To his left he could see the passenger jet picking up speed down the main runway. He would be next. He’d left the Inspector lying just inside the warehouse with his badge lying open on his chest. That way they’d find him quickly and call the medics. He had no idea how much Ketamine he’d pumped into him. Too much, probably. The last thing he wanted was the Inspector’s death on his conscience.
The metallic voice crackled loudly in his headset. ‘Romeo – niner – eight – one – zero – Quebec,’ it said, as over to his left the passenger jet lifted off and pulled up its wheels. ‘You are cleared for immediate takeoff. Over.’
‘Roger that,’ Gabriel responded. He released the wheel brakes and pushed the throttle most of the way forward. The sudden thrust pressed him back into his seat until the nose lifted and the wheels let go of the runway with a loud bump. He reached for the landing gear control then decided to leave the wheels down. Now he was airborne he would get to the Citadel well before his mother and the extra drag would reduce his airspeed.
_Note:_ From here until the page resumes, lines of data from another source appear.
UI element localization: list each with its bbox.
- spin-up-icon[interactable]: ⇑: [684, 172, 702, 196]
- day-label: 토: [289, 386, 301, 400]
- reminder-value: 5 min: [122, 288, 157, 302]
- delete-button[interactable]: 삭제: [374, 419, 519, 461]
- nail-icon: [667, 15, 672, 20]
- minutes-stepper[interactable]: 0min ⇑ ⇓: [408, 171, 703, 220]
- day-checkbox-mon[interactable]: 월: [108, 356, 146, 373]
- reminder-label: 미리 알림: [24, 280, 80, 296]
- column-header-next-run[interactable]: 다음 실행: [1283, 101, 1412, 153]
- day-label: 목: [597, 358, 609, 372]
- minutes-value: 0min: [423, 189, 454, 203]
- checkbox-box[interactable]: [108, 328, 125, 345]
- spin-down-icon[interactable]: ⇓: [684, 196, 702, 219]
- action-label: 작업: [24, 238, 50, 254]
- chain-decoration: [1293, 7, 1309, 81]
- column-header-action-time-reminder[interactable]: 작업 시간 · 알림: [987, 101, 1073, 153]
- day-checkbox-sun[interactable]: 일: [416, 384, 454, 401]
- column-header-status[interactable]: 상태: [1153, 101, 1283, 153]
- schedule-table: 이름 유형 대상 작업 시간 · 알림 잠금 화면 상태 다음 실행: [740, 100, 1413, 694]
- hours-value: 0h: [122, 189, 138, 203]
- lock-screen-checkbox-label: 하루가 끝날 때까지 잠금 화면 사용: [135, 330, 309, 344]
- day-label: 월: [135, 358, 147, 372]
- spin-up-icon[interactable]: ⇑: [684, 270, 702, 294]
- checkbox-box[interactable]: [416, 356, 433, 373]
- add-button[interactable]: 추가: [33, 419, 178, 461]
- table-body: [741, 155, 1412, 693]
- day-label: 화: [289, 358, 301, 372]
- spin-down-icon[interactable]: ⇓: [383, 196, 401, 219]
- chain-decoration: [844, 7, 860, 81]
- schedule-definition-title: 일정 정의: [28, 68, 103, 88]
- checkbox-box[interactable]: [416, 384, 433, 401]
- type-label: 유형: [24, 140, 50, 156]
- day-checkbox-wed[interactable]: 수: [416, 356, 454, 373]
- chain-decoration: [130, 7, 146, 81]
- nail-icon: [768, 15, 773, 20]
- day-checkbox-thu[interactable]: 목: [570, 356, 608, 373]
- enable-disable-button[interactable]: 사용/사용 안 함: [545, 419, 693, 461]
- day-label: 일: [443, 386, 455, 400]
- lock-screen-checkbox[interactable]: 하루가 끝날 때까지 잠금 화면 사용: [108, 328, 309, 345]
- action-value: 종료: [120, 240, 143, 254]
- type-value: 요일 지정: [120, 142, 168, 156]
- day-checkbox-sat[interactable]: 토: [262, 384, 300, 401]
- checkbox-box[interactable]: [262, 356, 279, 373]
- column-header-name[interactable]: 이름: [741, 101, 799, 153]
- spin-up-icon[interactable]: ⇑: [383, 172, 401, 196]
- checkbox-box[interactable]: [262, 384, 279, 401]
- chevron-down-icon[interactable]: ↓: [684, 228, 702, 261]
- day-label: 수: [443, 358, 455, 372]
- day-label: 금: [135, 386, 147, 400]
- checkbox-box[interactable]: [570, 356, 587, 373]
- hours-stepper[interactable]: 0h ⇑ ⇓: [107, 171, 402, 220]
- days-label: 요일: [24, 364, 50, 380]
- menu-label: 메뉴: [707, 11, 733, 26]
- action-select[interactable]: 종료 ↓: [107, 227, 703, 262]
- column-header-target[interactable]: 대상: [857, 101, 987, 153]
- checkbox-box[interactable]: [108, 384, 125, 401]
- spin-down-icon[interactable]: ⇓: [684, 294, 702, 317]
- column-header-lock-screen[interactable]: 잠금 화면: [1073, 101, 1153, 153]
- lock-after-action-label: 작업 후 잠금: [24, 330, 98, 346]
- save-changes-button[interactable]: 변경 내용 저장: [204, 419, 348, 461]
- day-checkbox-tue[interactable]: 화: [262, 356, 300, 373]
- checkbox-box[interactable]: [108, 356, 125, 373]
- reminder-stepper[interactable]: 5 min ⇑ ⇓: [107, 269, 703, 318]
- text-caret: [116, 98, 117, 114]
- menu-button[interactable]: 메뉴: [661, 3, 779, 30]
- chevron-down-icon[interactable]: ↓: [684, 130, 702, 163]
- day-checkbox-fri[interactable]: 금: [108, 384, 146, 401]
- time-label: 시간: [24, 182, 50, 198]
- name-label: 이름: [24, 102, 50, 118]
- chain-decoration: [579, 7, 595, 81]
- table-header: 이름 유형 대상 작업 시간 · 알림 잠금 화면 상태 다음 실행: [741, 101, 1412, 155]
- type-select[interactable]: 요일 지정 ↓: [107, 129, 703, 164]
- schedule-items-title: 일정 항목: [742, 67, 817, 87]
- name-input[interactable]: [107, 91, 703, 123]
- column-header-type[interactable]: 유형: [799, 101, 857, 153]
He cleared the perimeter fence and Gabriel dipped the port wing. Over in the distance he saw the Taurus mountains rising up from the plain. Within them he could see a glow bouncing off the underside of the clouds showing him where Ruin was. He continued to climb, describing a wide circle that took him over the mountains until he was approaching the ancient city from the north. He kept the plane steady, fighting the rising winds from the mountain peaks, until they fell away to reveal the shallow bowl containing the ancient city, with the line of the great northern boulevard pointing straight towards a ragged patch of darkness at its centre. He dialled a heading into the autopilot that would take the plane directly over the Citadel and on to the coast beyond. There was fuel for about forty-five minutes of flight time – enough to carry the plane well out to sea before it came down.
He checked his direction one last time then engaged the autopilot, taking his hands off the steering column as ghostly hands took over, adjusting flaps, throttle and rudder to keep the plane on course. He let the autopilot fly the plane for a few minutes, watching the patch of darkness creep closer until it disappeared below the nose of the plane. Finally satisfied that the autopilot was working and the course was steady, he unclipped his seat belt, slid from the pilot’s chair and headed into the hold to prepare.